München. Mit “Das Leben der Eichhörnchen“ kann sich Josef H. Reichholf sicher sein, auf eine breite Leserschaft zu treffen. Die dürfte sich allerdings etwas wundern, dass der lustige Nager gleich die halbe Verwandtschaft mitbringt.

Eichhörnchen mag jeder. Noch dazu ist das Nagetier längst zum Stadtbewohner geworden.

"Den Eichhörnchen geht es gegenwärtig in den Städten weit besser als draußen in den Wäldern", schreibt der Autor Josef H. Reichholf. Und nicht nur das: "Sie sind ziemlich frei und flexibel. Das macht sie über ihr nettes Wesen hinaus so interessant."

Reichholf ist offensichtlich ebenfalls Fan. Als ehemaliger Leiter der Zoologischen Staatssammlung München analysiert er ganz nüchtern, warum die meisten Menschen Eichhörnchen niedlich finden: rundes Gesicht mit großen Augen, buschiger Schwanz, Vorderpfoten wie Hände. Seine Erläuterungen zu Ernährung, Lebensdauer, Energiehaushalt, Vermehrung, Nestbau etc. geben interessante Hinweise für den nächsten Wald- oder Parkspaziergang. Vergleiche mit anderen Arten helfen zur Einordnung.

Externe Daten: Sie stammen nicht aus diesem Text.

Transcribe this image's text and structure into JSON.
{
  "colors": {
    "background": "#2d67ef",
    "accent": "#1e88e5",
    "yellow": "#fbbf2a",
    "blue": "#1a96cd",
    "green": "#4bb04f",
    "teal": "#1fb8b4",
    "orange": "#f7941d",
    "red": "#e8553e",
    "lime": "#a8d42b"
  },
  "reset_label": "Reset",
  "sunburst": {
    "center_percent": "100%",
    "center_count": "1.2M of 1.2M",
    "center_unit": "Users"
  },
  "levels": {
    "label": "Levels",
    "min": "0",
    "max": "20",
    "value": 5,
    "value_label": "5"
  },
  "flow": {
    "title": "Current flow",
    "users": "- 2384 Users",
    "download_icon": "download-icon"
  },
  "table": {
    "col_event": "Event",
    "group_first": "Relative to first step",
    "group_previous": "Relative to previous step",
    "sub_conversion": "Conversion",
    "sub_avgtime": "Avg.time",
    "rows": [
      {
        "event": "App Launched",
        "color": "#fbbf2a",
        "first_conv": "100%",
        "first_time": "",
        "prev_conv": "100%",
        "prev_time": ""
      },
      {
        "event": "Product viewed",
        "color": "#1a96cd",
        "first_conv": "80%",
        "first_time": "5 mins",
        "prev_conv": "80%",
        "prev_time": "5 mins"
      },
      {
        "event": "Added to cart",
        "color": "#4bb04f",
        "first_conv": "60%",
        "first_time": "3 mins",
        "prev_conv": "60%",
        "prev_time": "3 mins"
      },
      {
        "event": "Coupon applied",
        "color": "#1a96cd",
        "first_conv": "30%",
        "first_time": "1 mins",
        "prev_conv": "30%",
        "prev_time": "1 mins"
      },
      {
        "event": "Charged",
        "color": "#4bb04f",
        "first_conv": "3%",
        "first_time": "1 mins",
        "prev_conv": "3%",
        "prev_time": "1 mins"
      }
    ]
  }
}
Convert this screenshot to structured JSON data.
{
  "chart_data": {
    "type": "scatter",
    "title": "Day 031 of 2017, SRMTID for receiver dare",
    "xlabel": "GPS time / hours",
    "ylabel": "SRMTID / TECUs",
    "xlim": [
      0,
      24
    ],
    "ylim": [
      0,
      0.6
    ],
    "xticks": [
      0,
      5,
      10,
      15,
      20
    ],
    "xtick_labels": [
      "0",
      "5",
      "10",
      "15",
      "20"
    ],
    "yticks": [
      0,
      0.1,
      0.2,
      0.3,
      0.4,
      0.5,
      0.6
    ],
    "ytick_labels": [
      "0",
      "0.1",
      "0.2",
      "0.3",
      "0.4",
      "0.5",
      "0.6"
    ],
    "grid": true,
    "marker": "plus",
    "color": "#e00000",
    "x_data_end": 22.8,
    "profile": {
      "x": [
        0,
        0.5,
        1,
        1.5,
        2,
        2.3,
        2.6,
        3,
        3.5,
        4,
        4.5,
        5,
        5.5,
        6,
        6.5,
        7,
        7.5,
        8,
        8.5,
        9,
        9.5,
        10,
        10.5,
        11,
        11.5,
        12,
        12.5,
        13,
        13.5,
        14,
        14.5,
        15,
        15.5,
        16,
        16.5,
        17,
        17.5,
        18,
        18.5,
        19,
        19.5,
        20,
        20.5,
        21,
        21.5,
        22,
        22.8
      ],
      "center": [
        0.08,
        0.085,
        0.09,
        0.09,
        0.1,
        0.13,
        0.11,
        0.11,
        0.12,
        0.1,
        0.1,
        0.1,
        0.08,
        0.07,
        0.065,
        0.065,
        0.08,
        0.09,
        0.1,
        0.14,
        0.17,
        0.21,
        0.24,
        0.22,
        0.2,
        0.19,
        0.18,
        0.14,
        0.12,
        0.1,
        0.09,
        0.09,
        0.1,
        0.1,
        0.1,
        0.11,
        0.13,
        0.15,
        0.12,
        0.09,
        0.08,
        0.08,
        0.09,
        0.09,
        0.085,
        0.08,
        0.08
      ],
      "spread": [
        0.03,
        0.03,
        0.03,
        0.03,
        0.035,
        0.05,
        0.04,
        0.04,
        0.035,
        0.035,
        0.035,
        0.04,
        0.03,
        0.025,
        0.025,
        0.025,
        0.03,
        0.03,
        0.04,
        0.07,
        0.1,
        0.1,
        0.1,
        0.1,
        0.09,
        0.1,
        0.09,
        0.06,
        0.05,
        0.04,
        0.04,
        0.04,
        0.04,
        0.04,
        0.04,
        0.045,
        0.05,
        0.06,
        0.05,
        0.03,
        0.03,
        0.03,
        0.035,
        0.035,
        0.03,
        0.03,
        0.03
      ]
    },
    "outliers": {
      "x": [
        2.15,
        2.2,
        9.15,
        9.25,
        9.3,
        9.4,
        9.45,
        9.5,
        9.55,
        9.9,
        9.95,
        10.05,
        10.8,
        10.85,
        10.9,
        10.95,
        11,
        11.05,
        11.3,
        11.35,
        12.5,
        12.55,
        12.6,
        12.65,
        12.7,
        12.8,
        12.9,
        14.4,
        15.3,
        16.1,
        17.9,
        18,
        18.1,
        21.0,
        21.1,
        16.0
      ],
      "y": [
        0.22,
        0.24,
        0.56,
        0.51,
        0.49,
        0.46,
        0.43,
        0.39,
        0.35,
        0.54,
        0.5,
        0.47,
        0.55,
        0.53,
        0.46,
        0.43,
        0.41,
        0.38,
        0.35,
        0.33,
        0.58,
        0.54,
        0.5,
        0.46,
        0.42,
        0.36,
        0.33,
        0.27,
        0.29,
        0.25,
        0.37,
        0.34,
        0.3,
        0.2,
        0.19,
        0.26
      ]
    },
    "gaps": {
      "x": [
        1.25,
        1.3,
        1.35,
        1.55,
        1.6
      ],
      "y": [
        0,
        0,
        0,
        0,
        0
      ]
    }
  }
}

Mit einem weitverbreiteten Mythos räumt Reichholf quasi im Vorübergehen auf: "Es weiß, wo es Nüsse oder Eicheln versteckt hat." Demnach ist es also nicht so, dass die Tiere ihre eigenen Vorratslager vergessen und den Winter nur überleben, weil sie über die Verstecke ihrer Artgenossen stolpern. Dafür spricht auch die gegenseitige Abneigung: "Eichhörnchen mögen einander bei Weitem nicht so sehr, wie wir meinen möchten, weil sie so nett aussehen."

Ausführlich und kritisch analysierend ist das Kapitel über Grauhörnchen. Der eingebürgerten, nordamerikanischen Variante wird hierzulande gerne nachgesagt, sie würde "unser" europäisches, rotes Eichhörnchen verdrängen. Laut Reichholf ist dieser Wettbewerb keinesfalls bereits entschieden, selbst wenn der US-Import durch Größe und Gewicht auf den ersten Blick die besseren Voraussetzungen hat: "Das Grauhörnchen ist kein Musterbeispiel für eine fremde Art, die eine heimische gefährdet und verdrängt."

So weit, so interessant. Das Problem: Trotz aller Detailfreude trägt das Thema keine 200 Seiten. Vermutlich auch deshalb führt Reichholf alles an, was nicht bei drei auf dem Baum ist. Große Teile des Buchs sind der "Eichhörnchen-Verwandtschaft" wie Biber und Siebenschläfer gewidmet.

Das mag für Hobbybiologen interessant sein, der gemeine "Squirrel-Spotter" fragt sich jedoch, warum in "Das Leben der Eichhörnchen" über 30 Seiten lang das Leben des Siebenschläferbabys "Schmurksi" erzählt wird. Das Tierjunge wurde einst von der Familie des Autors großgezogen. Zitat: "Schmurksi spielte viel." Selbst wenn Siebenschläfer laut Reichholf die "Nachtausgabe des Eichhörnchens" sind - man will doch auch nicht in einem Hundebuch seitenlange Berichte über die Aufzucht von Kojotenbabys lesen.

"Das Leben der Eichhörnchen" ist das klassische Geschenkbuch: populäres Thema, nicht zu dick, ansprechendes Design. Und wer sich nicht an weitschweifigen Vergleichen und rührenden Geschichten über tierische Pflegekinder stört, findet die ideale Lektüre für die Fensterbank mit Blick auf den nächsten Baum. Kleiner Tipp: Aufs Fenstersims ruhig ein paar Nüsse legen, Eichhörnchen können beileibe nicht nur Baumstämme hochklettern.

- Josef H. Reichholf: Das Leben der Eichhörnchen, Hanser Verlag, 224 Seiten mit Illustrationen und Register, 20,00 Euro, ISBN 978-3-446-26407-6.